Entanglement entropy scaling of composite Fermi liquids, Bose metals, and non-Fermi liquids on the lattice

Quantum phases characterized by surfaces of gapless excitations in momentum space are known to violate the otherwise ubiquitous boundary law of entanglement entropy in the form of a multiplicative log correction: $S\sim L^{d-1} \log L$. Using variational Monte Carlo, we calculate the second R\'enyi entropy for a model wavefunction of the $\nu=1/2$ composite Fermi liquid (CFL) state defined on the two-dimensional triangular lattice. By carefully studying the scaling of the total R\'enyi entropy and, crucially, its contributions from the modulus and sign of the wavefunction on various finite-size geometries, we argue that the prefactor of the leading $L \log L$ term is equivalent to that in the analogous free fermion wavefunction.

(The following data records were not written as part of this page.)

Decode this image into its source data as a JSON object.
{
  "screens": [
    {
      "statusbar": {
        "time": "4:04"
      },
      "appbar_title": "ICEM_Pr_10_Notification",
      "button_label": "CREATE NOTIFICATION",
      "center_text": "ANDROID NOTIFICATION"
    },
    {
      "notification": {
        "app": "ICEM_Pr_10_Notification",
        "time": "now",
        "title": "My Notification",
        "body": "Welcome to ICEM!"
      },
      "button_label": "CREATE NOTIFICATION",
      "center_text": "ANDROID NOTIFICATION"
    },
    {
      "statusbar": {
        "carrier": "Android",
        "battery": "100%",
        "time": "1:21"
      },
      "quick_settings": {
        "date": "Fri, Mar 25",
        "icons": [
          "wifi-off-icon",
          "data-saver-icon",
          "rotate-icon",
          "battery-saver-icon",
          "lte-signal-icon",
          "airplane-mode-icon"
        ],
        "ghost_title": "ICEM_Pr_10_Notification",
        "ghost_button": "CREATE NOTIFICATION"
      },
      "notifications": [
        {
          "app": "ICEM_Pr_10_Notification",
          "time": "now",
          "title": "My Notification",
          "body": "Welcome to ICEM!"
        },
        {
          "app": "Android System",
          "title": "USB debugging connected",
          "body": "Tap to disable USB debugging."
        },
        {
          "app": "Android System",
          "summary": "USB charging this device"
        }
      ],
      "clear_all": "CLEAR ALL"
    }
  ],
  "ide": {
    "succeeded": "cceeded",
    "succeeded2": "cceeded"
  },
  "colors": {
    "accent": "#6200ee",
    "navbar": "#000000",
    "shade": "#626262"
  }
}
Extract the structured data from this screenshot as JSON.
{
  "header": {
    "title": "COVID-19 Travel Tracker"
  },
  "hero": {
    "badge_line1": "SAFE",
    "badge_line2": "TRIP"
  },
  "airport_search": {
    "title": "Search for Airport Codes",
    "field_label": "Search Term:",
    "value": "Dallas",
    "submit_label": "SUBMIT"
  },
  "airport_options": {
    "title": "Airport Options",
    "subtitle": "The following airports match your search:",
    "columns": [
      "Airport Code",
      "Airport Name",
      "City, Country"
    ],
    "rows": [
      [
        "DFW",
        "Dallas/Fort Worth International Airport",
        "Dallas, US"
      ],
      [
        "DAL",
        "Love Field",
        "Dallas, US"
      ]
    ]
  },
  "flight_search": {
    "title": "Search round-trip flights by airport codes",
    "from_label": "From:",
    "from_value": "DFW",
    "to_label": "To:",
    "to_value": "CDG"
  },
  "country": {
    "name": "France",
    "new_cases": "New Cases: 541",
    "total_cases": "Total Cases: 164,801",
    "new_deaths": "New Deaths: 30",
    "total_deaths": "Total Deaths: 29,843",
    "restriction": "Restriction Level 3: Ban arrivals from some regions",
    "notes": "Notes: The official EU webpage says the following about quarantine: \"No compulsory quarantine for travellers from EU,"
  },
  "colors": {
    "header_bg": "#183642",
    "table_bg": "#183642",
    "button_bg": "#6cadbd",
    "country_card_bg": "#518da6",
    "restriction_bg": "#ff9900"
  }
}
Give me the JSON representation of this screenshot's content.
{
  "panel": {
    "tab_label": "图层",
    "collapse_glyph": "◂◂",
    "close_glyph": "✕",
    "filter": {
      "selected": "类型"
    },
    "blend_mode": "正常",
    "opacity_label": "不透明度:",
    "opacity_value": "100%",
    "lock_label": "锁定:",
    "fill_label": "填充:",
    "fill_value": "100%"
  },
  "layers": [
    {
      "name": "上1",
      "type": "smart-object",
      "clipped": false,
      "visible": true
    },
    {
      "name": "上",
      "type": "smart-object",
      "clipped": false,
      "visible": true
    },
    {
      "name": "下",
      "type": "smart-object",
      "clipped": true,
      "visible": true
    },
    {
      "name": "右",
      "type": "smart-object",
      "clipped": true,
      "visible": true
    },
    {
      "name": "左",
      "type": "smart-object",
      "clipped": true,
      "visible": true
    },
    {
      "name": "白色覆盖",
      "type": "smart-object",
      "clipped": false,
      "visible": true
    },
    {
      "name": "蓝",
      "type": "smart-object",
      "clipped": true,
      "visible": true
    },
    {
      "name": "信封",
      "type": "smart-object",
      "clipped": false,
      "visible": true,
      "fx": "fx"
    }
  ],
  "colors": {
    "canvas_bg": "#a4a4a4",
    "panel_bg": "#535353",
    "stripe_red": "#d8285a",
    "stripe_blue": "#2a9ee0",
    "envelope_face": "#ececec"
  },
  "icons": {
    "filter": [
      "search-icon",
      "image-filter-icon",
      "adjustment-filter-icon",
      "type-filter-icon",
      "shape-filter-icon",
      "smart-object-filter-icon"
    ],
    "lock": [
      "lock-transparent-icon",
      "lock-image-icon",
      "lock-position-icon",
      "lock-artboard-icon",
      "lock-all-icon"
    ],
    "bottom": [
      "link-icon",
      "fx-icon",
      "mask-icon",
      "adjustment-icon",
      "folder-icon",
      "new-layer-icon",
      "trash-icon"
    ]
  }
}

We thus conclude that the ``Widom formula'' likely holds even in this non-Fermi liquid CFL state. Furthermore, we calculate and analyze the entanglement entropy scaling of various other U(1) Bose metal and non-Fermi liquid states built from fermionic slave particles with Fermi surfaces. Overall, our results further elucidate---and place on a more quantitative footing---the relationship between nontrivial wavefunction sign structure and $S\sim L \log L$ entanglement scaling in such highly entangled gapless phases.